Kirkwood resident Ron Evens with just a few samples from his vast collection of unusual neckties.

Kirkwood resident Ron Evens likes neckties. So much so that he has over 500 ties in the collection that he started in the early 1970s.

It started when his wife, Hanna, told him he had gotten “boring” with his ties, and encouraged him to branch out a bit.

“So, I started collecting ties,” he said.

“When I traveled to New York, I would go to Fifth Avenue; in Chicago, I would go to Marshall Fields; and in New Orleans, I would go to Queen Street.

“My goal was never to pay a lot for a tie, so I would get them on sale and over the years, I collected quite a few,” he said.

His collection is neatly arranged in large plastic tote boxes in which he has placed cardboard dividers to separate the categories.

Sports, Winnie the Pooh, Disney, animals, business, finance, hobbies, places, science and The Beatles are just a few groups.


Dr. Ron Evens

Evens, who was previously president of St.

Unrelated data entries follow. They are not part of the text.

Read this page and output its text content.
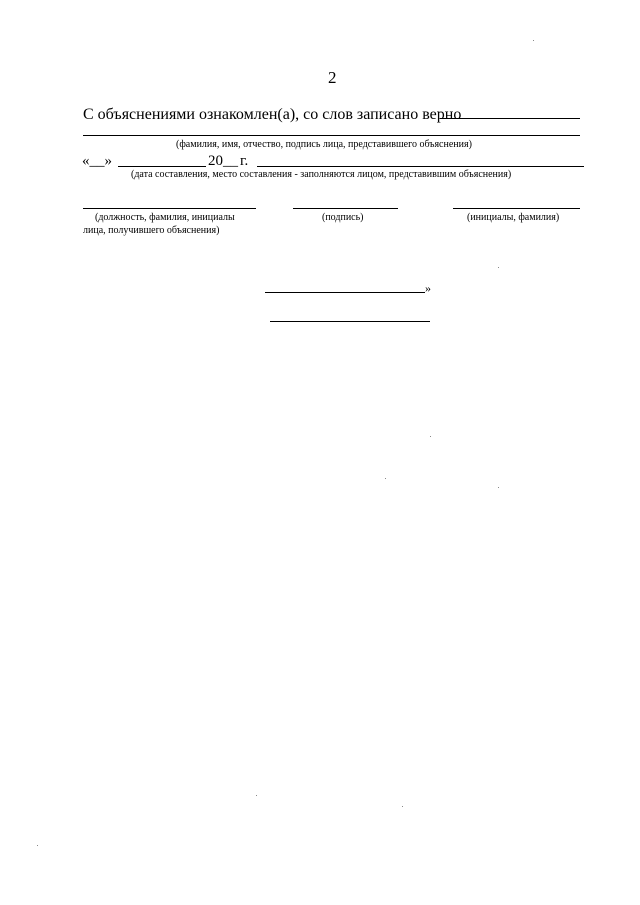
2
С объяснениями ознакомлен(а), со слов записано верно
(фамилия, имя, отчество, подпись лица, представившего объяснения)
«__»	20__ г.
(дата составления, место составления - заполняются лицом, представившим объяснения)
(должность, фамилия, инициалы
лица, получившего объяснения)
(подпись)	(инициалы, фамилия)
»
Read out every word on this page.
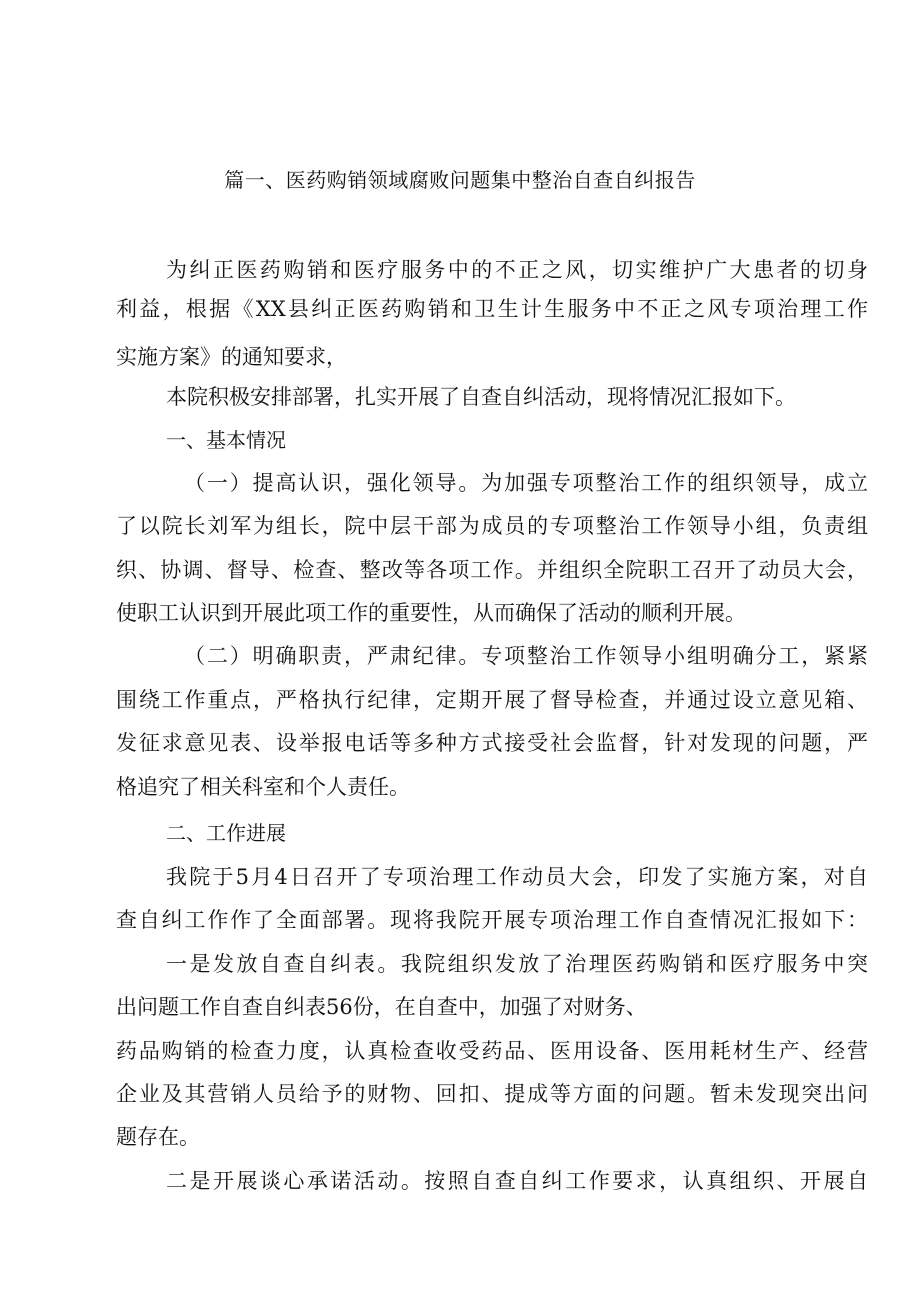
篇一、医药购销领域腐败问题集中整治自查自纠报告
为纠正医药购销和医疗服务中的不正之风，切实维护广大患者的切身
利益，根据《XX县纠正医药购销和卫生计生服务中不正之风专项治理工作
实施方案》的通知要求，
本院积极安排部署，扎实开展了自查自纠活动，现将情况汇报如下。
一、基本情况
（一）提高认识，强化领导。为加强专项整治工作的组织领导，成立
了以院长刘军为组长，院中层干部为成员的专项整治工作领导小组，负责组
织、协调、督导、检查、整改等各项工作。并组织全院职工召开了动员大会，
使职工认识到开展此项工作的重要性，从而确保了活动的顺利开展。
（二）明确职责，严肃纪律。专项整治工作领导小组明确分工，紧紧
围绕工作重点，严格执行纪律，定期开展了督导检查，并通过设立意见箱、
发征求意见表、设举报电话等多种方式接受社会监督，针对发现的问题，严
格追究了相关科室和个人责任。
二、工作进展
我院于5月4日召开了专项治理工作动员大会，印发了实施方案，对自
查自纠工作作了全面部署。现将我院开展专项治理工作自查情况汇报如下：
一是发放自查自纠表。我院组织发放了治理医药购销和医疗服务中突
出问题工作自查自纠表56份，在自查中，加强了对财务、
药品购销的检查力度，认真检查收受药品、医用设备、医用耗材生产、经营
企业及其营销人员给予的财物、回扣、提成等方面的问题。暂未发现突出问
题存在。
二是开展谈心承诺活动。按照自查自纠工作要求，认真组织、开展自
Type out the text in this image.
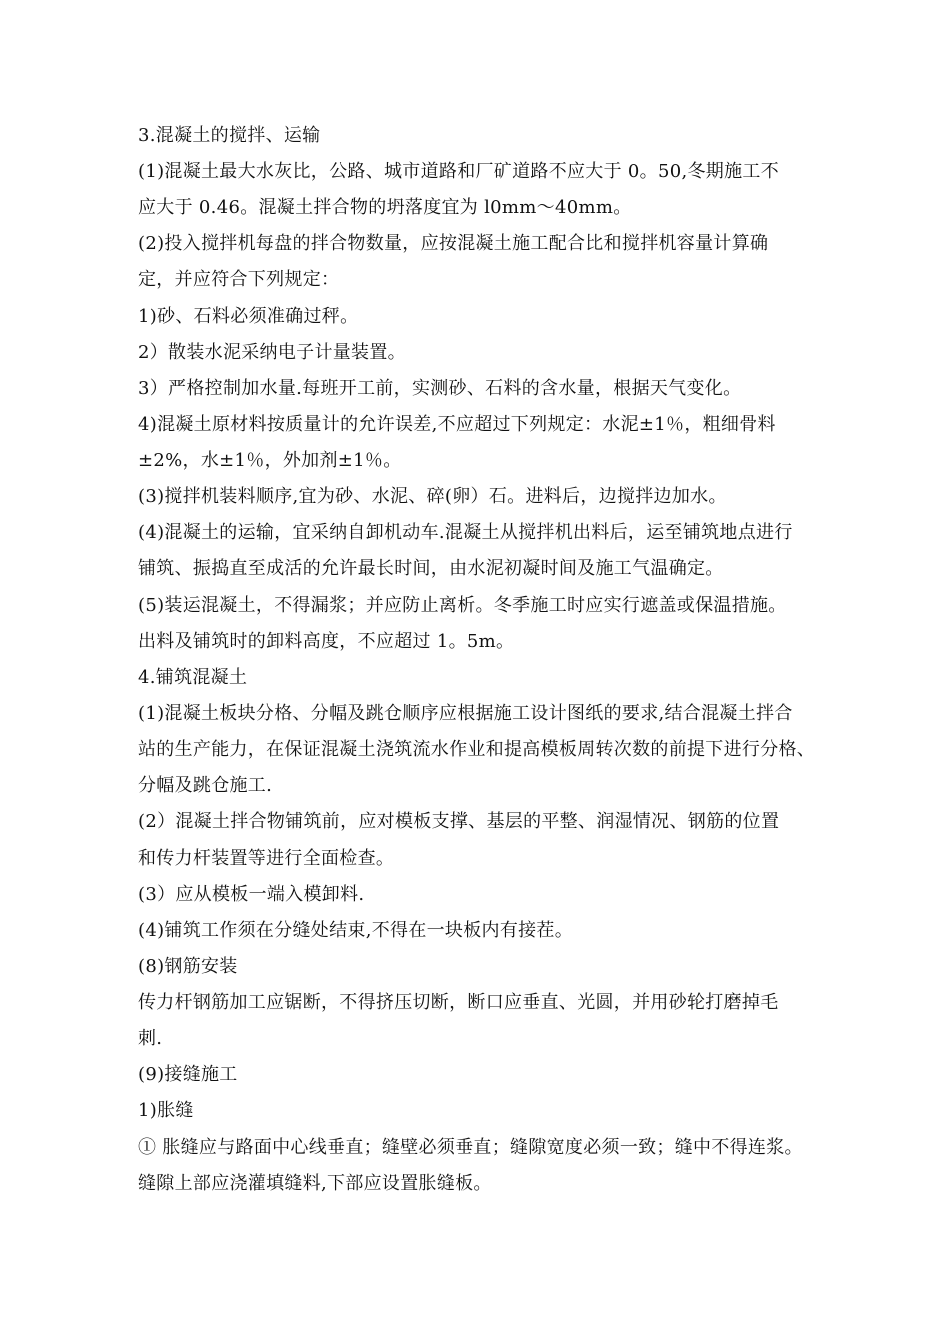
3.混凝土的搅拌、运输
(1)混凝土最大水灰比，公路、城市道路和厂矿道路不应大于 0。50,冬期施工不
应大于 0.46。混凝土拌合物的坍落度宜为 l0mm～40mm。
(2)投入搅拌机每盘的拌合物数量，应按混凝土施工配合比和搅拌机容量计算确
定，并应符合下列规定：
1)砂、石料必须准确过秤。
2）散装水泥采纳电子计量装置。
3）严格控制加水量.每班开工前，实测砂、石料的含水量，根据天气变化。
4)混凝土原材料按质量计的允许误差,不应超过下列规定：水泥±1％，粗细骨料
±2%，水±1％，外加剂±1％。
(3)搅拌机装料顺序,宜为砂、水泥、碎(卵）石。进料后，边搅拌边加水。
(4)混凝土的运输，宜采纳自卸机动车.混凝土从搅拌机出料后，运至铺筑地点进行
铺筑、振捣直至成活的允许最长时间，由水泥初凝时间及施工气温确定。
(5)装运混凝土，不得漏浆；并应防止离析。冬季施工时应实行遮盖或保温措施。
出料及铺筑时的卸料高度，不应超过 1。5m。
4.铺筑混凝土
(1)混凝土板块分格、分幅及跳仓顺序应根据施工设计图纸的要求,结合混凝土拌合
站的生产能力，在保证混凝土浇筑流水作业和提高模板周转次数的前提下进行分格、
分幅及跳仓施工.
(2）混凝土拌合物铺筑前，应对模板支撑、基层的平整、润湿情况、钢筋的位置
和传力杆装置等进行全面检查。
(3）应从模板一端入模卸料.
(4)铺筑工作须在分缝处结束,不得在一块板内有接茬。
(8)钢筋安装
传力杆钢筋加工应锯断，不得挤压切断，断口应垂直、光圆，并用砂轮打磨掉毛
刺.
(9)接缝施工
1)胀缝
① 胀缝应与路面中心线垂直；缝壁必须垂直；缝隙宽度必须一致；缝中不得连浆。
缝隙上部应浇灌填缝料,下部应设置胀缝板。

Louis Children’s Hospital and Barnes-Jewish Hospital, and chairman of radiology at the Washington University School of Medicine, enjoys selecting and wearing these ties for any occasion since finding the right tie is no problem.

He even has ties signed by baseball great Stan Musial.

“Stan was a good friend, and I have several ties signed by him,” Evans said. “One, painted by Norman Rockwell, was the cover of the Saturday Evening Post, and where he got the slogan, ‘The World’s Greatest Hero.’”

A colorful tie depicting runners and titled “The LaSalle Banks Chicago Marathon” lies with the sports ties.

“I ran marathons,” Evens said, smiling.

He owns 52 Christmas ties, so finding one for that holiday is no problem, nor are Easter ties. He has ties adorned with bunnies and eggs – one even with Russian Faberge eggs.

“Thanksgiving ties are hard to find,” he said, holding up two, one with pilgrims and one with turkeys.

“Someone did a series of ties based on Beatles songs, and here is one,” he said, holding up a tie covered with colorful hearts. “This one is called ‘All You Need Is Love.’”


Evens has ties for church events, including weddings, with the standard bride and groom, but then there are other couples like hippies and gorillas. One tie has crosses and another features doves for peace.

“Hanna doesn’t let me wear this one,” he said, displaying a tie featuring The Last Supper on a velvet-type background, reminiscent of the paintings of Elvis on black velvet generally found at flea markets.

And, yes, he has Elvis ties too.

Being affiliated with medical institutions, it goes without saying that Evans has a plethora of medical ties. One features the caduceus, the symbol of healing; others have the Barnes-Jewish Hospital, Mallinckrodt Institute, Washington University and Children’s Hospital logos – that one with colorful images of children.

“Here is one of Mr. Röntgen’s hand,” Evens said. “He’s the guy who discovered the X-ray.

“There are companies in town that, if you give them a logo, they will make a tie,” he said.

Some are one-of-a-kind hand-painted ties by Professor Robert Daskal from the Chicago Institute of Art.

“He has his own tie company, and he hires art students to hand paint these ties,” he said.

One of Evens’ sports ties is a fish, and it represents an interesting story.

“I was in San Francisco several years ago on business and the president of the company wanted to salmon fish,” he said. “This guy owned his own boat, and he took me and my son and a few others out in the Pacific.

Evens and one other fellow were the only ones who caught a salmon, and Evens’ fish was about 4 feet long, “from my nose to my toes,” he said.

When the group returned to dock at Fisherman’s Wharf, a photographer from the San Francisco Chronicle was waiting, and took pictures of Evens and the other man with their fish.

“He said it would be on the front page of the paper the next day, so the next morning I went down and got the paper and sure enough, there on the front page was a picture of me and the guy who caught the other fish,” he said.

“I took it back to the room to show the family, and I said ‘See, here it is,’ and one of my daughters said, ‘Dad, do you know who that guy is?’

“And it was Jerry Garcia of the Grateful Dead,” Evens said. “Everyone was kind of scroungy, but we were on the boat with three of the Grateful Dead!”

Evens, however, does not have a Jerry Garcia tie – at least, not yet.